Из зеленого Эктона семья переехала в угрюмый многоквартирный дом среди таких же кирпичных казарм за Пэддингтонским вокзалом. Перевезя свое фортепиано, миссис Комсток, едва чуть-чуть окрепла, снова стала давать уроки. Жалованье сына слегка подросло, так что втроем они потихоньку «справлялись», хотя, главным образом, благодаря заработкам матери и сестры. Гордона занимали лишь его личные проблемы. В конторе он был не из худших, зарплату отрабатывал, однако общей жаждой успеха не пылал. Надо сказать, презрение к работе неким образом облегчало ему жизнь. Он бы не вынес жуткого конторского болота, если б не верил, что вырвется оттуда. Рано или поздно, так или этак сбежит на волю. В конце концов, у него есть «писательство». Когда-нибудь, наверно, получится жить собственным «пером». Ведь творчество свободно, ведь поэта не душит власть вонючих денег? От всех этих типчиков вокруг, особенно от стариканов, его корежило. Вот оно, поклонение Бизнес-богу! Корпеть, «гореть на работе», грезить о повышении, продать душу за домик с фикусом! Стать «достойным маленьким человеком», мелким подлипалой при галстуке и шляпе – в шесть пятнадцать домой, к ужину пирог с повидлом, полчасика симфонической музыки у радиоприемника и перед сном капельку законных плотских утех, если женушка «в настроении»! Нет, эта участь не для него. Прочь отсюда! прочь от денежной помойки! – воодушевлял он себя перед боем, лелея в душе тайный единоличный заговор. Народ в конторе не догадывался о соседстве такого радикала. Никто даже не подозревал, что он поэт (собственно, это было неудивительно, поскольку за шесть лет в печати появилось менее двадцати его стишков). С виду обычный клерк – солдатик безликой массы, которую качает у поручней метро, утром в Сити и вечером обратно.
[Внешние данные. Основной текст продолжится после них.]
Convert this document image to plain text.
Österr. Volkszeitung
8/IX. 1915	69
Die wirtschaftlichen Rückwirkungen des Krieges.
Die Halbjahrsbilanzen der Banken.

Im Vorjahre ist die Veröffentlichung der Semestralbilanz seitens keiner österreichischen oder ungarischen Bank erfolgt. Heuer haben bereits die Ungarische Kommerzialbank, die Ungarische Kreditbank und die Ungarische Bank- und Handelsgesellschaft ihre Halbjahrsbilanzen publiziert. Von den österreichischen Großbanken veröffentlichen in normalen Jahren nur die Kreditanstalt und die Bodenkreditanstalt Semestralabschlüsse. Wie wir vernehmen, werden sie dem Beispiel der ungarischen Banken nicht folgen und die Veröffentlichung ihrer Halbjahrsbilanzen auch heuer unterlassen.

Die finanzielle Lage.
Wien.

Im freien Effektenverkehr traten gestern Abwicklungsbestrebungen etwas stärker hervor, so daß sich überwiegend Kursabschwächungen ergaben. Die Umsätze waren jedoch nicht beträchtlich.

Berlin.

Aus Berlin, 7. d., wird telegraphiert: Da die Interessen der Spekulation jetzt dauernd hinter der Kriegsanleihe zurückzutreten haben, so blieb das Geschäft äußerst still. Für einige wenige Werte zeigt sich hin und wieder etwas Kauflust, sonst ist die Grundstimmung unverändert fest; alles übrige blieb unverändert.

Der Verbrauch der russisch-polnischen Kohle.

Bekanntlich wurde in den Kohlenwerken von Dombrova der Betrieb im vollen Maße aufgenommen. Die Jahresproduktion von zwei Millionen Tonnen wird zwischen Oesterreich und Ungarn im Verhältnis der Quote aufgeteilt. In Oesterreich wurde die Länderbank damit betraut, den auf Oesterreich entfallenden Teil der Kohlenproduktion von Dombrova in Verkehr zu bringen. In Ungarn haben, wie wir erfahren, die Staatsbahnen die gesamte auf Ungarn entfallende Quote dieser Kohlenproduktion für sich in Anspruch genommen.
Ему исполнилось двадцать четыре, когда умерла мать. Семейство рушилось. Из старших оставались тетя Энджела, тетя Шарлотта, дядя Уолтер и еще один дядюшка, вскоре скончавшийся. Гордон и Джулия разъехались по разным адресам: он в меблированные комнаты на Даунти-стрит (улицы Блумсбери как бы уже давали ощущение причастности к литературе), она в район «Графского двора», поближе к службе. Джулии теперь было тридцать, а выглядела она много старше. Здоровье ее пока не подводило, но она исхудала, в волосах появилась седина. Трудилась она все так же по двенадцать часов в сутки, недельное жалование за шесть лет повысилось на десять шиллингов; управительница чайного кафе, чрезвычайно благовоспитанная дама, вела себя скорее как друг, то есть выжимала все соки из «душеньки» и «дорогуши». Через три месяца после похорон матери Гордон внезапно уволился со службы. Так как причин ухода он, по счастью, не назвал, в фирме решили, что нашлось нечто получше, и выдали вполне приличные рекомендации. Но он насчет другого места не помышлял, ему хотелось сжечь мосты, а вот тогда, о! На свободу, глотнуть воздуха – воздуха, чистого от копоти вонючих денег. Не то чтобы он сидел, дожидался смерти матери, однако смог расхрабриться лишь сейчас.
Конечно, остатки родни взволновались пуще прежнего. Составилось даже мнение о не совсем здравом рассудке Гордона. Множество раз он пытался объяснить, почему больше не отдаст себя в рабство «хорошему месту», и слышал только причитания «как же ты будешь жить? на что ты будешь жить?». На что? Он не желал всерьез об этом думать. Но, хотя сохранялись смутные мечты существовать на гонорары, хотя он уже был дружен с редактором «Антихриста» и Равелстон помимо публикации его стихов устраивал ему иногда газетные статьи, несмотря на чуть забрезживший в глухом тумане шанс литераторства, все-таки побудило бросить работу не желание «писать». Главным было отринуть мир денег. Впереди рисовалось нечто вроде бытия отшельника, живущего подобно птицам небесным. Забыв, что птичкам не надо оплачивать квартиру, виделась каморка голодного поэта, но как-то так, не слишком голодающего.